Val was telling us about a Japanese translator who was translating a British book into Japanese and came upon the above sentence, spoken by a man to his wife one evening. The poor translator didn’t know what to do with that passage.
Martin Amis will forever make me think of Valentine Cunningham now.
At the beginning of the “Spreading Myths About Iron John” chapter of his book Fairy Tales as Myth, Myth as Fairy Tale, Jack Zipestalks about his immediate associations with the name Iron John and says things like "There was definitely something noble and heroic about the name Iron John" (96). In a footnote:
It is interesting to compare the associations of the British reviewer, Martin Amis: “Iron John runs into trouble—into outright catastrophe—with the first word of its title. I don’t know why I find this quite so funny (what’s wrong with me?); I don’t know why I still scream with laughter every time I think abut it. Is it the spectacle of Bly’s immediate self-defeat? or is it because the title itself so firmly establishes the impossibility of taking Iron John straight? Anyway, here’s the difficulty; iron is rhyming slang for ‘male homosexual’. Just as ginger (ginger beer) means ‘queer’, so, I’m afraid, iron (iron hoof) means ‘poof’.” “Return of the Male,” London Review of Books 13 (December 5, 1991): 3.One wonders if *anything* is safe to say if one has cockney rhyming slang as part of one’s framework.

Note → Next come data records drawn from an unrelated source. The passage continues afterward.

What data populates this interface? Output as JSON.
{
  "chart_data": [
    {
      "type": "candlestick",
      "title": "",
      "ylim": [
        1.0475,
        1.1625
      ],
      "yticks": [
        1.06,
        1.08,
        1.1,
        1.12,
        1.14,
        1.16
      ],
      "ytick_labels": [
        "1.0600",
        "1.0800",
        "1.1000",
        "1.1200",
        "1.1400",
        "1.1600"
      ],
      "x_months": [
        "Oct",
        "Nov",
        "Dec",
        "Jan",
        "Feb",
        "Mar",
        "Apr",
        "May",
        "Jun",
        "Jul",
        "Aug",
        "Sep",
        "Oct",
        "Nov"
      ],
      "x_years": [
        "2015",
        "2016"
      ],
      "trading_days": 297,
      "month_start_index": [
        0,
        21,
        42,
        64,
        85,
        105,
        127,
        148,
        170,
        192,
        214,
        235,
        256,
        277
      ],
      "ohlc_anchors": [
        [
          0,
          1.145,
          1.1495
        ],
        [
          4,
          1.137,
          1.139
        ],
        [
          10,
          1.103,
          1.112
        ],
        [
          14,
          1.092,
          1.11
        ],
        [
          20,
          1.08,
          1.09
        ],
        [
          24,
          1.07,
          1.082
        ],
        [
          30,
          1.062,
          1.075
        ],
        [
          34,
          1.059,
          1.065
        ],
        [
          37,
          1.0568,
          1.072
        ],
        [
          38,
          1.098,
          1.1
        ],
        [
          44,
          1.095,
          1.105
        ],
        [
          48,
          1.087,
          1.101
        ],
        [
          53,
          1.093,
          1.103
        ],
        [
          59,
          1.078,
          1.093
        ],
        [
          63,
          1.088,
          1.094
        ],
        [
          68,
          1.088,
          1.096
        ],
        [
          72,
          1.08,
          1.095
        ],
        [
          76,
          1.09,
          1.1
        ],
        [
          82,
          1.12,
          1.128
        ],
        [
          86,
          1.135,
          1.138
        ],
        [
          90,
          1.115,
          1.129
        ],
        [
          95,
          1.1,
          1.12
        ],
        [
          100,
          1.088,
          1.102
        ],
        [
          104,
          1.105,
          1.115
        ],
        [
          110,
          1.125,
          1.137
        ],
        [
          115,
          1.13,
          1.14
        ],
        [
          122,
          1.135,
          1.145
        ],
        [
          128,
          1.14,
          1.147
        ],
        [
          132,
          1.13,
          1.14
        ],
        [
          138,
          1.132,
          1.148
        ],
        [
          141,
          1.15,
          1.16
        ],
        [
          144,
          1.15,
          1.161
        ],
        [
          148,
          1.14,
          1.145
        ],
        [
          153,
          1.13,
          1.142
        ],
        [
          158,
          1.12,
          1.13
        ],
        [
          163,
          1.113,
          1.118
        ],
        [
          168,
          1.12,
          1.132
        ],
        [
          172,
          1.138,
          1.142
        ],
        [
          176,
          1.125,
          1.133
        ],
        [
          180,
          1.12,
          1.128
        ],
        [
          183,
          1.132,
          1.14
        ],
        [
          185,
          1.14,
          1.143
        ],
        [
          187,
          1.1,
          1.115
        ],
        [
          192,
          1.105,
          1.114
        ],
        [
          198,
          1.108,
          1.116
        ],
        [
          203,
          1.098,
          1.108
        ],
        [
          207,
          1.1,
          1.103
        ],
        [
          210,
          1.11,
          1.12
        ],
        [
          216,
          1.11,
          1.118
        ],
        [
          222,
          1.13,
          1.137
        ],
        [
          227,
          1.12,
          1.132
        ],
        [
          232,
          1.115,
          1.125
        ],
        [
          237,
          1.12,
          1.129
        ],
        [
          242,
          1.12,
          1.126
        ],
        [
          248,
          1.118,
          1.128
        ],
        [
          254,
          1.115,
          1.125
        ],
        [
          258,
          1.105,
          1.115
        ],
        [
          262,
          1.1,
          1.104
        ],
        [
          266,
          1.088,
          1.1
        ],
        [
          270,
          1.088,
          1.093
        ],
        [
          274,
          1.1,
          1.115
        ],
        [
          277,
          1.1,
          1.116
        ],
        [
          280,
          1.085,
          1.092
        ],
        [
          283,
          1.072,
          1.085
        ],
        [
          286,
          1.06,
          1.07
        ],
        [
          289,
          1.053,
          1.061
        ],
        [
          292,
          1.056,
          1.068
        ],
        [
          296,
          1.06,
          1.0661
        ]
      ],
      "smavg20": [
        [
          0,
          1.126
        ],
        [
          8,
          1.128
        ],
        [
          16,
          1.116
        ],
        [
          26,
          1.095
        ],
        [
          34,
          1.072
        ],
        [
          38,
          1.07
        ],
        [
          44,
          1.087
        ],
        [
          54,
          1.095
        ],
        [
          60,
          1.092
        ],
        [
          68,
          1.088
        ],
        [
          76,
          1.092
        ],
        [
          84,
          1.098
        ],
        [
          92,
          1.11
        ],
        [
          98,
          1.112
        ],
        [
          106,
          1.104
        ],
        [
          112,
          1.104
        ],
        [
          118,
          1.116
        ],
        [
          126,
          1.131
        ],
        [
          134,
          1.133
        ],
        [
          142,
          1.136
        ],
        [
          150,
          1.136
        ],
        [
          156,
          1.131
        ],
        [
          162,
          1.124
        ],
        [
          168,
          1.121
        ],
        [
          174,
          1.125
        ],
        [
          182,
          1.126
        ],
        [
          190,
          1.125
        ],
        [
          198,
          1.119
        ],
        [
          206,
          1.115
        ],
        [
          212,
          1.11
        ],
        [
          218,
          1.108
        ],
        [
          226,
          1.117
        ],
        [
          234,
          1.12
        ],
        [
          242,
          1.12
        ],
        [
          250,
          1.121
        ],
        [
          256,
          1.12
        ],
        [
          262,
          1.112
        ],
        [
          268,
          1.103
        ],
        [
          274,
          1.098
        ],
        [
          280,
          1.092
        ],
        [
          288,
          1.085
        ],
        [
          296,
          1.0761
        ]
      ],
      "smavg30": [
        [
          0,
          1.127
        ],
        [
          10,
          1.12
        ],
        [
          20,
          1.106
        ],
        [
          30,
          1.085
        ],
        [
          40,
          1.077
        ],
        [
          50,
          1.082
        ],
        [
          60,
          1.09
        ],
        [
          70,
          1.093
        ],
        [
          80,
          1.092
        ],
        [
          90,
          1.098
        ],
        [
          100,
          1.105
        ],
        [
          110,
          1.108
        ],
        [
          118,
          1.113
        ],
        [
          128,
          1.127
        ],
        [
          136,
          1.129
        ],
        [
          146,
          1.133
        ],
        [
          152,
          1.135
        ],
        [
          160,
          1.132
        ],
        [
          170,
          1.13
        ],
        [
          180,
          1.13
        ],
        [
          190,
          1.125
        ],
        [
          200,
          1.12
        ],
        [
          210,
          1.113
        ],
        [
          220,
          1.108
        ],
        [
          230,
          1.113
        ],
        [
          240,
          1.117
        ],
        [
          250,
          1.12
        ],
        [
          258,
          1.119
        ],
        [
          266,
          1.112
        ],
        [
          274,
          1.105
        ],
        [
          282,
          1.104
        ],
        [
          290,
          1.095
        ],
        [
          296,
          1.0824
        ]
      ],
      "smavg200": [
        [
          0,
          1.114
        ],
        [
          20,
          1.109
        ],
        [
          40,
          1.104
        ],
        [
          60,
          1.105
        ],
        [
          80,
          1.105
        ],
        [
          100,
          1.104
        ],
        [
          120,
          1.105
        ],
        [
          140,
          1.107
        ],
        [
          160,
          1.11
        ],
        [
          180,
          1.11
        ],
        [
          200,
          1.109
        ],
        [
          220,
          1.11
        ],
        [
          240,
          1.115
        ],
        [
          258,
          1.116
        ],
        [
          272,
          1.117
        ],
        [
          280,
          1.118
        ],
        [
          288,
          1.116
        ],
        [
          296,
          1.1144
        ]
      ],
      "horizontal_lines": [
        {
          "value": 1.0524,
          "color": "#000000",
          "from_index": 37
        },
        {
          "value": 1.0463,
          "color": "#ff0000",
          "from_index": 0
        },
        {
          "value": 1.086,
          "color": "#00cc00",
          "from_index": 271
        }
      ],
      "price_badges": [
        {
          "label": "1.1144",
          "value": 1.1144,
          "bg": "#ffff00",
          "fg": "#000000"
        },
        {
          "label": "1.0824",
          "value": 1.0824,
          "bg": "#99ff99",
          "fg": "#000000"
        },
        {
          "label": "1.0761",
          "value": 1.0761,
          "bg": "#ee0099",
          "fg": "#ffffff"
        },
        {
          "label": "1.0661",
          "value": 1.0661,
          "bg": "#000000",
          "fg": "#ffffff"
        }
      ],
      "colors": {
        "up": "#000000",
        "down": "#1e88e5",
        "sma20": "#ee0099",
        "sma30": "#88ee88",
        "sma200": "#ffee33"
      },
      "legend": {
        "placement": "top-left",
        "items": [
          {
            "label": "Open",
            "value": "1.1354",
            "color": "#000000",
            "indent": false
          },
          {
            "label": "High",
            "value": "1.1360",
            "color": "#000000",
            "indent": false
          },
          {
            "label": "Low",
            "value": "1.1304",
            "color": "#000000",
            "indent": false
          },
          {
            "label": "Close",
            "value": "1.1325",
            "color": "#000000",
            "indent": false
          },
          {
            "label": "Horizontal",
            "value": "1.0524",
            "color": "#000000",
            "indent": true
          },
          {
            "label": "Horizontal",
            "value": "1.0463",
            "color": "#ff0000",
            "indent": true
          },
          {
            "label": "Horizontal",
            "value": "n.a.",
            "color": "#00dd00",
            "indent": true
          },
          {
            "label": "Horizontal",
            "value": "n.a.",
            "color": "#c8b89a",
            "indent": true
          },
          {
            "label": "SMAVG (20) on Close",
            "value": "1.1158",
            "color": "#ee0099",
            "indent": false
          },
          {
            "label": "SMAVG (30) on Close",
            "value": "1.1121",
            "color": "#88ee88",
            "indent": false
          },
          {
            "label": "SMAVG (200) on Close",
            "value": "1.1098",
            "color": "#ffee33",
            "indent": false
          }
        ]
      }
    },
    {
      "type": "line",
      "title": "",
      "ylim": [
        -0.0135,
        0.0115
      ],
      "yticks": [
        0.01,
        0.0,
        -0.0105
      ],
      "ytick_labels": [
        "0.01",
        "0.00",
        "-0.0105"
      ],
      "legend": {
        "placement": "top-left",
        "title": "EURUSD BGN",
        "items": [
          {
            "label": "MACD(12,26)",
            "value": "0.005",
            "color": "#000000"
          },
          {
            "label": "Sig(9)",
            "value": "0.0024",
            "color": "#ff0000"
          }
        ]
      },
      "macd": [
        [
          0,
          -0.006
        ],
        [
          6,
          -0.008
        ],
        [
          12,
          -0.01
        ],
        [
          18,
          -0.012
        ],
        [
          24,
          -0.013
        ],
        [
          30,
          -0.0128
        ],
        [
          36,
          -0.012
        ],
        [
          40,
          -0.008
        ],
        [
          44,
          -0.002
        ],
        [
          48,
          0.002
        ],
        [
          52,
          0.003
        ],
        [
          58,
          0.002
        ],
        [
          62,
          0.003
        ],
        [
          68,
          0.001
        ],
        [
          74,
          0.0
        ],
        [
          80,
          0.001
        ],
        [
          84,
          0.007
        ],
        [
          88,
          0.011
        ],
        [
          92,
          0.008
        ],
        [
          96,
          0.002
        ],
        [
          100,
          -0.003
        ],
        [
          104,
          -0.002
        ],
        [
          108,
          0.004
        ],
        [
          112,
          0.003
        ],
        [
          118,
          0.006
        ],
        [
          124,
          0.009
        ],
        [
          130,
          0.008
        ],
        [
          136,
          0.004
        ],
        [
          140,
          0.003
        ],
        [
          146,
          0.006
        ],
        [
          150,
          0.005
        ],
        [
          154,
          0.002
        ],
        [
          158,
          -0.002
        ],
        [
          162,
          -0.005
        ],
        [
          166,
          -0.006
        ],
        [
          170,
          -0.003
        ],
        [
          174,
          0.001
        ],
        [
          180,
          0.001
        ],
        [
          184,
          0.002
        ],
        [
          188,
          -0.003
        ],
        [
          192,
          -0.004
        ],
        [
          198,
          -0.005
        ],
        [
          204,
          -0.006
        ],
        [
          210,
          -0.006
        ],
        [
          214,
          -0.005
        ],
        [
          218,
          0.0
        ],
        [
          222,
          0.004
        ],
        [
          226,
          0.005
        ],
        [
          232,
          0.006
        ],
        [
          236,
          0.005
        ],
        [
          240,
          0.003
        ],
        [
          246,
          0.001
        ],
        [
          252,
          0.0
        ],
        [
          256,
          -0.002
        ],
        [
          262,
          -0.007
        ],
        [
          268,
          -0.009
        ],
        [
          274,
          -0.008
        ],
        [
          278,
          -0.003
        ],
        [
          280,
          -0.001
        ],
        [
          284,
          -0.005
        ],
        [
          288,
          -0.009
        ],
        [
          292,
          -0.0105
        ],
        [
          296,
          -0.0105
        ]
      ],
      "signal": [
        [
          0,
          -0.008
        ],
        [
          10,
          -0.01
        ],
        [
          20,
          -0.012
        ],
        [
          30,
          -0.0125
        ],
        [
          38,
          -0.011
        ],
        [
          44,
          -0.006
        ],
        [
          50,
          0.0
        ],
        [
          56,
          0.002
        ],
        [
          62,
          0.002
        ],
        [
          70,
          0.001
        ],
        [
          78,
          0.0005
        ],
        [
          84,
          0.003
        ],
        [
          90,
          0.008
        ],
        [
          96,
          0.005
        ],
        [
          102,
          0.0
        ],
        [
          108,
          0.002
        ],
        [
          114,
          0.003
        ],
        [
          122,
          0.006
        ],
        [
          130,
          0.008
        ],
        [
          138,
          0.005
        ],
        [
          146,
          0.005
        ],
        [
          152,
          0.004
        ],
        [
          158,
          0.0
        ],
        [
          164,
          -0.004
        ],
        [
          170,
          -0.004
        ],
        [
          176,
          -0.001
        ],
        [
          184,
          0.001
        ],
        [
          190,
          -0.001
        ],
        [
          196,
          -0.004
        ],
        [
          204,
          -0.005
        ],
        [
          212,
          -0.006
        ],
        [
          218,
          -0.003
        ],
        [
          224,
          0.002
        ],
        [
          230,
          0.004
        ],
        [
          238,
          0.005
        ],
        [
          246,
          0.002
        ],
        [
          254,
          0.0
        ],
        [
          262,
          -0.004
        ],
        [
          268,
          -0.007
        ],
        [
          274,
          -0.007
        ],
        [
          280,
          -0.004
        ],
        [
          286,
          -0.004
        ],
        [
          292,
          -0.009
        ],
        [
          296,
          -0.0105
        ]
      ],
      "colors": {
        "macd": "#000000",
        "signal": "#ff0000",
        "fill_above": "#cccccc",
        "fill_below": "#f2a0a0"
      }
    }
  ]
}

Also, i boggled that in Women Who Run With The Wolves (Chapter 8: “Self-Preservation”), Clarissa Pinkola Estes claims Hans Christian Andersen’s “The Red Shoes” as a feminist tale. Okay, so she rewrites the beginning a bit, making Karen an orphan who sewed red shoes for herself because she was poor, and she was very proud of herself and happy with her shoes. (This shifts agency in a variety of interesting ways from the Andersen version.)
There is what I believe to be the remnants of an old women's teaching tale that explicates the plight of the starved and feral woman. It is variously known by names such as "The Devil's Dancing Shoes," "The Red-Hot Shoes of the Devil," and "The Red Shoes." Hans Christian Andersen wrote his rendition of this old tale and titled it with the latter name. Like a true raconteur, he surrounded the core of the story with much of his own ethnic wit and sensitivity.I don’t have Betsey’s hate on Andersen and actually think he has many wonderful powerful beautiful stories but um, Clarissa, what crack are you smoking?
The following is a Magyar-Germanic version of "The Red Shoes" that my aunt Tereza used to tell us when we were children, one that I use her with her blessing. In her artful way, she always began the tale by saying, "Look at your shoes, and be thankful they are plain . . . for one has to live very carefully if one's shoes are too red." (231)
The whole book obviously, is the “if we just got in touch with our inner natural wild essence that society has perverted, all would be good,” and Estes talks about “The Red Shoes” as a self-preservation tale because Karen’s “meaningful life” (i.e. the red shoes she made herself) is robbed from her by evil repressive society as represented by the Christian woman who adopts her, so Karen becomes starved and craves an unhealthy substitute in the fancy red shoes. So really the tale is about society crushing healthy independent self-sufficient spirits. I’ve gotta say, i’m impressed by Estes’ acrobatics.